This sponsored series is created in partnership with The Culture & Community Power Fund (C&CPF), a national funders’ collaborative advancing the role of culture in building identity, agency, and collective power. This series explores the cultural ecosystem—the traditions, stories, rituals, and spaces that sustain frontline communities—and what it takes to support and strengthen it.

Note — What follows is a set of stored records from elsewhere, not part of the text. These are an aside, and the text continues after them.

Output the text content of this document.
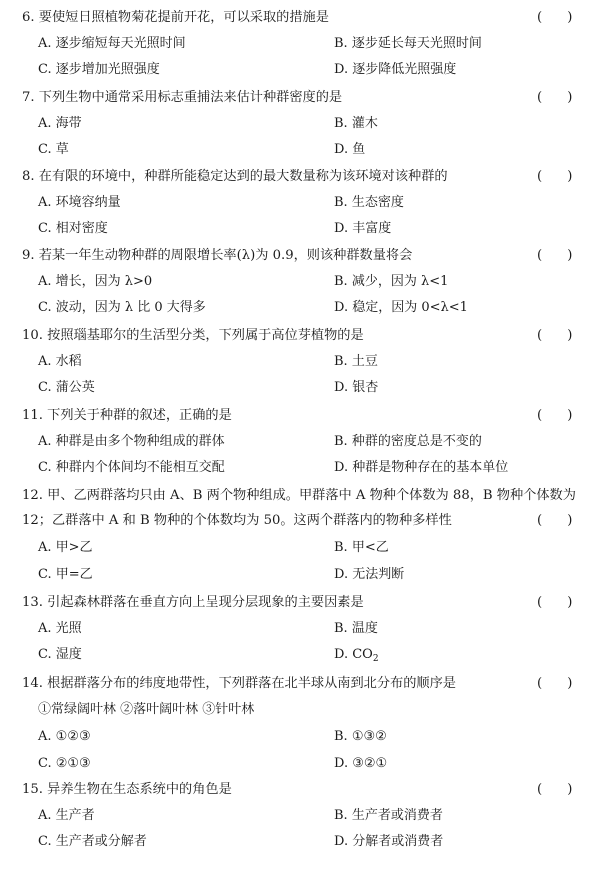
6. 要使短日照植物菊花提前开花，可以采取的措施是	(      )
A. 逐步缩短每天光照时间	B. 逐步延长每天光照时间
C. 逐步增加光照强度	D. 逐步降低光照强度
7. 下列生物中通常采用标志重捕法来估计种群密度的是	(      )
A. 海带	B. 灌木
C. 草	D. 鱼
8. 在有限的环境中，种群所能稳定达到的最大数量称为该环境对该种群的	(      )
A. 环境容纳量	B. 生态密度
C. 相对密度	D. 丰富度
9. 若某一年生动物种群的周限增长率(λ)为 0.9，则该种群数量将会	(      )
A. 增长，因为 λ>0	B. 减少，因为 λ<1
C. 波动，因为 λ 比 0 大得多	D. 稳定，因为 0<λ<1
10. 按照瑙基耶尔的生活型分类，下列属于高位芽植物的是	(      )
A. 水稻	B. 土豆
C. 蒲公英	D. 银杏
11. 下列关于种群的叙述，正确的是	(      )
A. 种群是由多个物种组成的群体	B. 种群的密度总是不变的
C. 种群内个体间均不能相互交配	D. 种群是物种存在的基本单位
12. 甲、乙两群落均只由 A、B 两个物种组成。甲群落中 A 物种个体数为 88，B 物种个体数为
12；乙群落中 A 和 B 物种的个体数均为 50。这两个群落内的物种多样性	(      )
A. 甲>乙	B. 甲<乙
C. 甲=乙	D. 无法判断
13. 引起森林群落在垂直方向上呈现分层现象的主要因素是	(      )
A. 光照	B. 温度
C. 湿度	D. $CO_2$
14. 根据群落分布的纬度地带性，下列群落在北半球从南到北分布的顺序是	(      )
①常绿阔叶林 ②落叶阔叶林 ③针叶林
A. ①②③	B. ①③②
C. ②①③	D. ③②①
15. 异养生物在生态系统中的角色是	(      )
A. 生产者	B. 生产者或消费者
C. 生产者或分解者	D. 分解者或消费者
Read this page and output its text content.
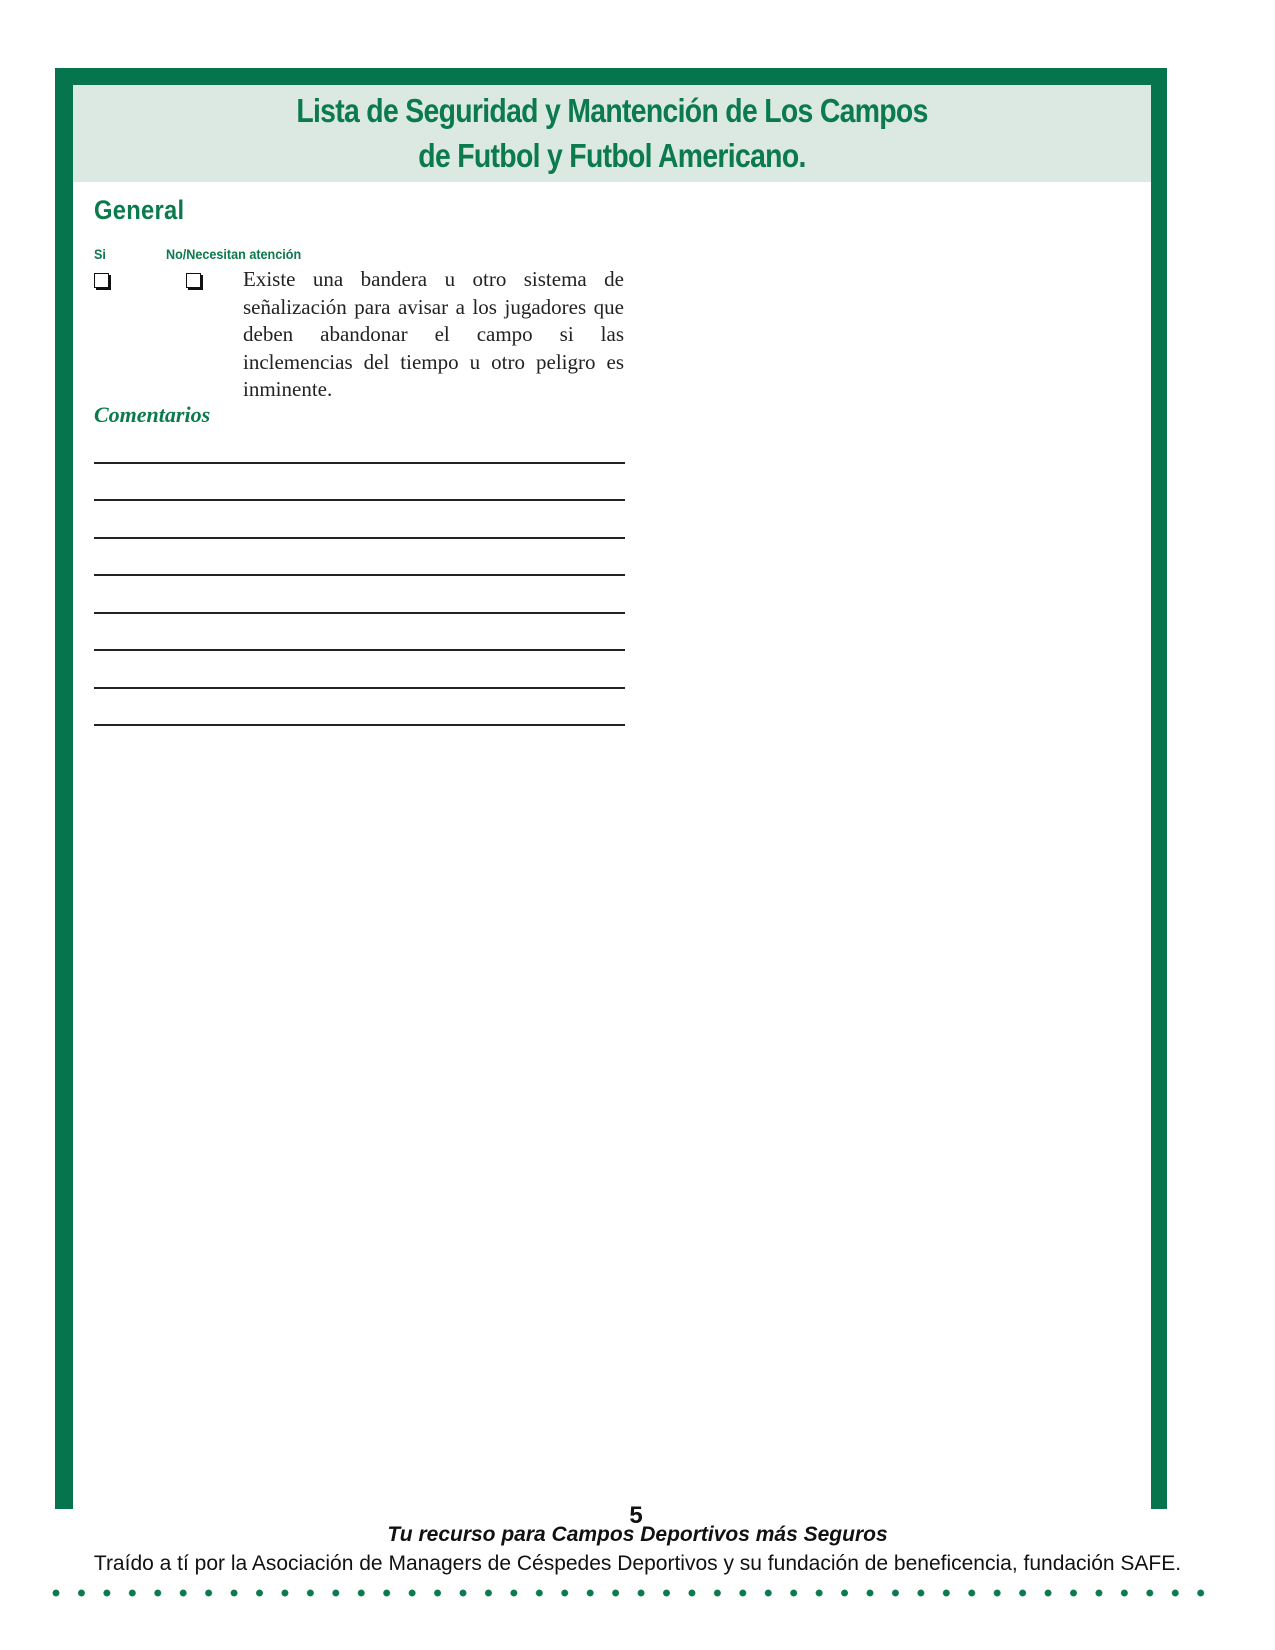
Lista de Seguridad y Mantención de Los Campos
de Futbol y Futbol Americano.
General
Si	No/Necesitan atención

Existe una bandera u otro sistema de señalización para avisar a los jugadores que deben abandonar el campo si las inclemencias del tiempo u otro peligro es inminente.

Comentarios
5
Tu recurso para Campos Deportivos más Seguros
Traído a tí por la Asociación de Managers de Céspedes Deportivos y su fundación de beneficencia, fundación SAFE.
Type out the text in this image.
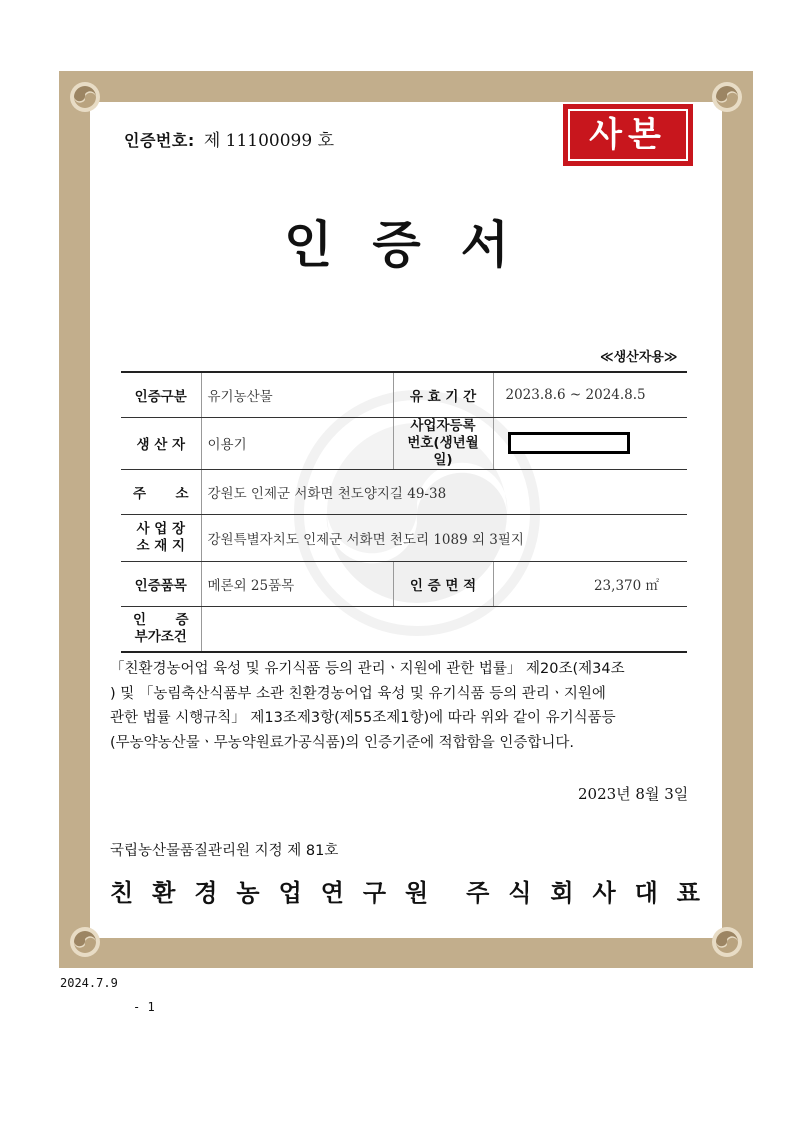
인증번호: 제 11100099 호	사본
인증서
≪생산자용≫
인증구분	유기농산물	유 효 기 간	2023.8.6 ~ 2024.8.5
생 산 자	이용기	사업자등록
번호(생년월일)	

주 소	강원도 인제군 서화면 천도양지길 49-38		

사 업 장
소 재 지	강원특별자치도 인제군 서화면 천도리 1089 외 3필지		
인증품목	메론외 25품목	인 증 면 적	23,370 ㎡

인 증
부가조건			

「친환경농어업 육성 및 유기식품 등의 관리ㆍ지원에 관한 법률」 제20조(제34조

) 및 「농림축산식품부 소관 친환경농어업 육성 및 유기식품 등의 관리ㆍ지원에

관한 법률 시행규칙」 제13조제3항(제55조제1항)에 따라 위와 같이 유기식품등

(무농약농산물ㆍ무농약원료가공식품)의 인증기준에 적합함을 인증합니다.

2023년 8월 3일
국립농산물품질관리원 지정 제 81호
친 환 경 농 업 연 구 원 주 식 회 사 대 표
2024.7.9
- 1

Read the complete series.
Boston’s Chinatown has for many years faced incredible pressures of displacement, but a network of nonprofits has turned art, storytelling, and organizing into a strategy to empower the community to fight back.
In this sponsored episode with The Culture & Community Power Fund, leaders of three community organizations explain how the Chinatown Cultural Plan gives their coalition a shared roadmap for collaboration.
"Embarking on this cultural plan allowed us an opportunity to step back, talk to many organizations, community members, see what people are doing, and see how our work complements each other and strengthens each other," said Cynthia Woo, director of the Pao Arts Center at the Boston Chinatown Neighborhood Center.
The center is among a network of community organizations working on the plan that received unrestricted funding from C&CPF, a national funders’ collaborative that supports organizations working on the front lines in communities impacted by systemic oppression. Erik Takeshita, director of C&CPF, says the philanthropic sector will too often “focus on the organization as a unit, not necessarily as the community, as the unit of change and intervention. As a result, you end up with these fractured communities.”
In Boston’s Chinatown, the network they’re supporting also includes the Asian Community Development Corporation and the Chinatown Community Land Trust.
Angie Liou, executive director of ACDC, explains their “anchor strategy,” which uses arts and culture as an anti-displacement tool “and a tool to strengthen Chinatown's boundaries and sense of identity and belonging.”
Lydia Lowe, executive director of the Chinatown CLT, explains how art and storytelling drive their organizing and even helped the land trust acquire its first permanently affordable homes.
"Sharing stories is a really important part of strengthening our power,” said Lowe. “Because we want every generation to be grounded in that history and to know that there are struggles that happened before us and we can win and we can make a difference."